A new study has found a link between childhood cases of gastro and coeliac disease.
The study, published in the British Medical Journal, revealed children were more likely to be allergic to gluten later in life if they’d fallen ill with a common intestinal virus before the age of three.
“In this longitudinal study, we found that a higher frequency of enterovirus infections was associated with increased risk of coeliac disease,’ the study read.
Enterovirus infections include conjunctivitis, aseptic meningitis and hand, foot and mouth disease and gastroenteritis, also known as gastro.
Enteroviruses are contagious and practising good hygiene — such as washing hands, avoiding sharing cups and drink bottles and proper cough and sneeze etiquette — is the best protection.
Researchers from the department of paediatrics at the Ostfold Hospital Trust and Norwegian Institute of Public Health in Norway, followed 220 Norwegian children from the ages of three months to 12 years.
For the first three years, the children’s stool samples were tested for enteroviruses. Then from ages three to 12, they had regular blood tests to detect coeliac disease.

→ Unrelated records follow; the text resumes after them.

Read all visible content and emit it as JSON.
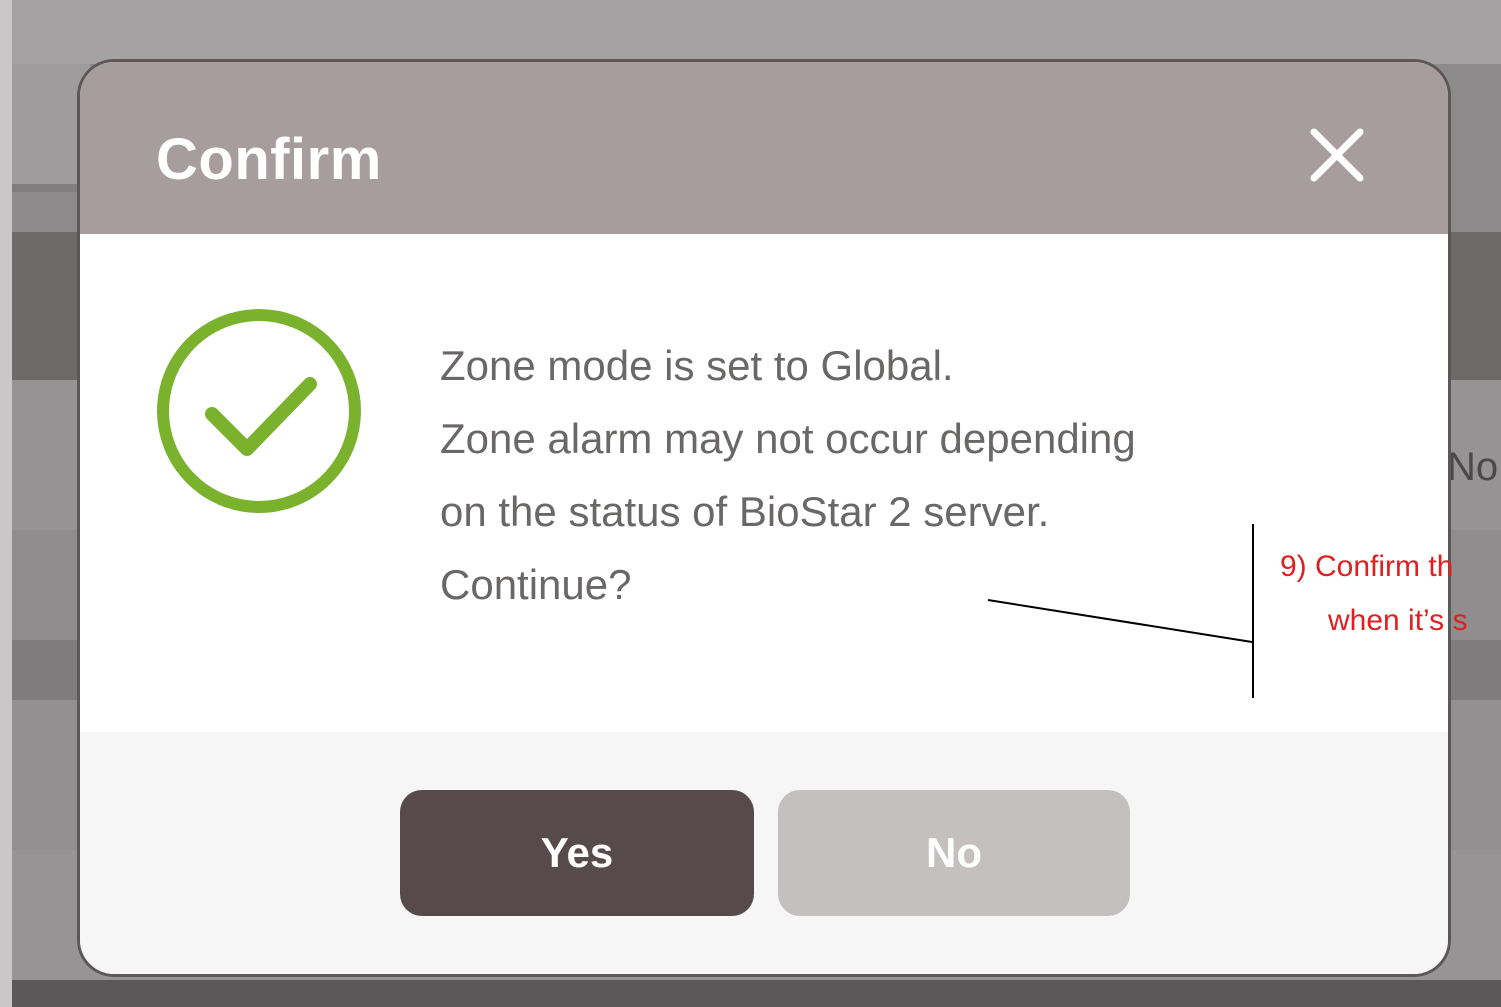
{
  "background": {
    "partial_label": "No"
  },
  "dialog": {
    "title": "Confirm",
    "close_icon": "close-icon",
    "status_icon": "check-circle-icon",
    "status_color": "#7ab22e",
    "message_lines": [
      "Zone mode is set to Global.",
      "Zone alarm may not occur depending",
      "on the status of BioStar 2 server.",
      "Continue?"
    ],
    "yes_label": "Yes",
    "no_label": "No",
    "header_color": "#a79d9f",
    "yes_color": "#574a4d",
    "no_color": "#c5c0c0"
  },
  "annotation": {
    "lines": [
      "9) Confirm th",
      "when it’s s"
    ],
    "color": "#e02020"
  }
}
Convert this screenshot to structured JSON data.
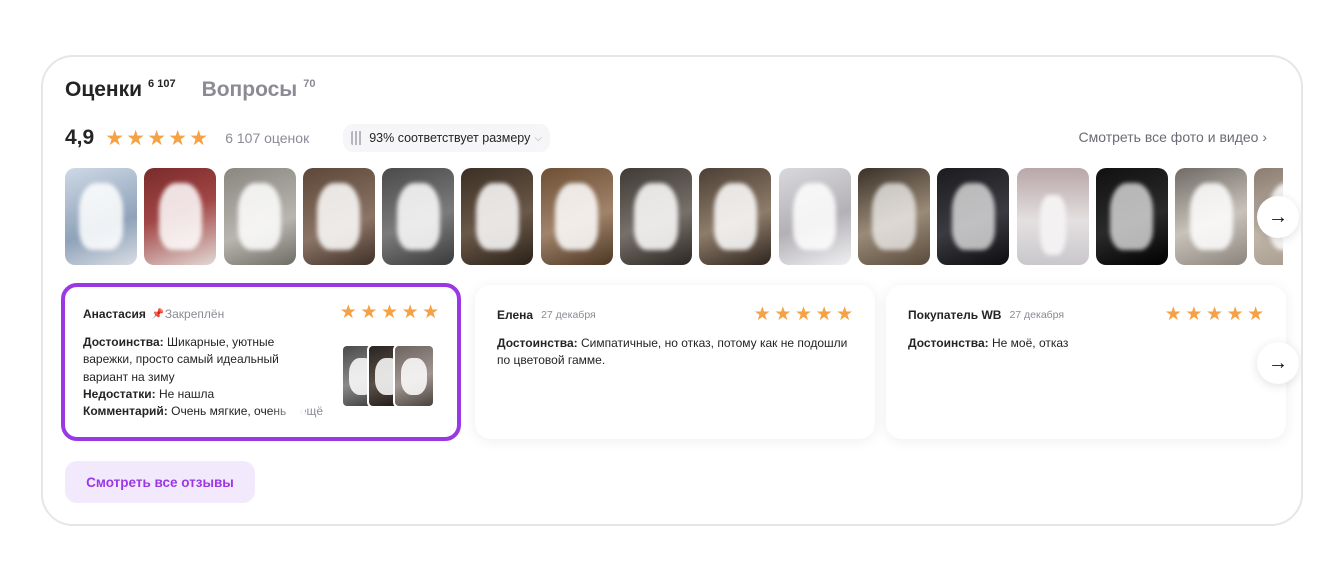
{
  "tabs": [
    {
      "label": "Оценки",
      "count": "6 107",
      "active": true
    },
    {
      "label": "Вопросы",
      "count": "70",
      "active": false
    }
  ],
  "rating": {
    "value": "4,9",
    "stars": 5,
    "count_text": "6 107 оценок",
    "fit_badge": "93% соответствует размеру",
    "see_all_media": "Смотреть все фото и видео"
  },
  "icons": {
    "star": "star-icon",
    "arrow_right": "arrow-right-icon",
    "chevron": "chevron-right-icon",
    "chevron_down": "chevron-down-icon",
    "pin": "pin-icon",
    "ruler": "ruler-icon"
  },
  "colors": {
    "accent": "#9a38e5",
    "accent_bg": "#f3e9fd",
    "star": "#f5a246",
    "muted": "#8b8b95"
  },
  "thumbnails": [
    {
      "bg": "linear-gradient(160deg,#cfd9e6,#8ea2b9 60%,#d9dde3)"
    },
    {
      "bg": "linear-gradient(160deg,#7a2b2b,#a14545 45%,#e2d9d5)"
    },
    {
      "bg": "linear-gradient(160deg,#8a8780,#b8b5ae 60%,#6f6c66)"
    },
    {
      "bg": "linear-gradient(160deg,#5c4738,#8b7465 60%,#3f3028)"
    },
    {
      "bg": "linear-gradient(160deg,#4a4a4a,#7b7b7b 55%,#3a3a3a)"
    },
    {
      "bg": "linear-gradient(160deg,#3b2f24,#6a5848 55%,#2a2119)"
    },
    {
      "bg": "linear-gradient(160deg,#6d4f34,#a0836a 55%,#4b3623)"
    },
    {
      "bg": "linear-gradient(160deg,#3f3a35,#77706a 55%,#2b2622)"
    },
    {
      "bg": "linear-gradient(160deg,#4c3f34,#8e7c6a 55%,#2e251e)"
    },
    {
      "bg": "linear-gradient(160deg,#d9d8dc,#b3b1b6 55%,#f0eff1)"
    },
    {
      "bg": "linear-gradient(160deg,#3a3128,#9a8a78 55%,#5a4a3c)",
      "dark": true
    },
    {
      "bg": "linear-gradient(160deg,#1c1c1f,#3a3a40 55%,#0d0d10)",
      "dark": true
    },
    {
      "bg": "linear-gradient(180deg,#b9a7a8,#e4e0e1 55%,#c9c7cc)",
      "person": true
    },
    {
      "bg": "linear-gradient(160deg,#111,#2a2a2a 55%,#000)",
      "dark": true
    },
    {
      "bg": "linear-gradient(160deg,#6f6a64,#c8c2ba 55%,#8a847c)"
    },
    {
      "bg": "linear-gradient(160deg,#8a7c70,#c2b6aa 55%,#a29689)"
    }
  ],
  "reviews": [
    {
      "author": "Анастасия",
      "pinned_label": "Закреплён",
      "date": "",
      "stars": 5,
      "pros_label": "Достоинства:",
      "pros": "Шикарные, уютные варежки, просто самый идеальный вариант на зиму",
      "cons_label": "Недостатки:",
      "cons": "Не нашла",
      "comment_label": "Комментарий:",
      "comment": "Очень мягкие, очень",
      "more": "ещё",
      "selected": true
    },
    {
      "author": "Елена",
      "date": "27 декабря",
      "stars": 5,
      "pros_label": "Достоинства:",
      "pros": "Симпатичные, но отказ, потому как не подошли по цветовой гамме."
    },
    {
      "author": "Покупатель WB",
      "date": "27 декабря",
      "stars": 5,
      "pros_label": "Достоинства:",
      "pros": "Не моё, отказ"
    }
  ],
  "all_reviews_button": "Смотреть все отзывы"
}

Twenty-five children were diagnosed with coeliac disease by an average of 10 years of age, and enteroviruses were found in 17 percent of the groups’ stool samples ahead of their diagnosis.
The findings confirm previous hypotheses that common gastrointestinal infections in childhood can damage parts of the gut that defended against coeliac disease.
“We believe … that enterovirus causes impaired barrier function, which in turn increases the risk of coeliac disease,” the researchers wrote.
The study suggested that vaccination could reduce the risk of developing the disease.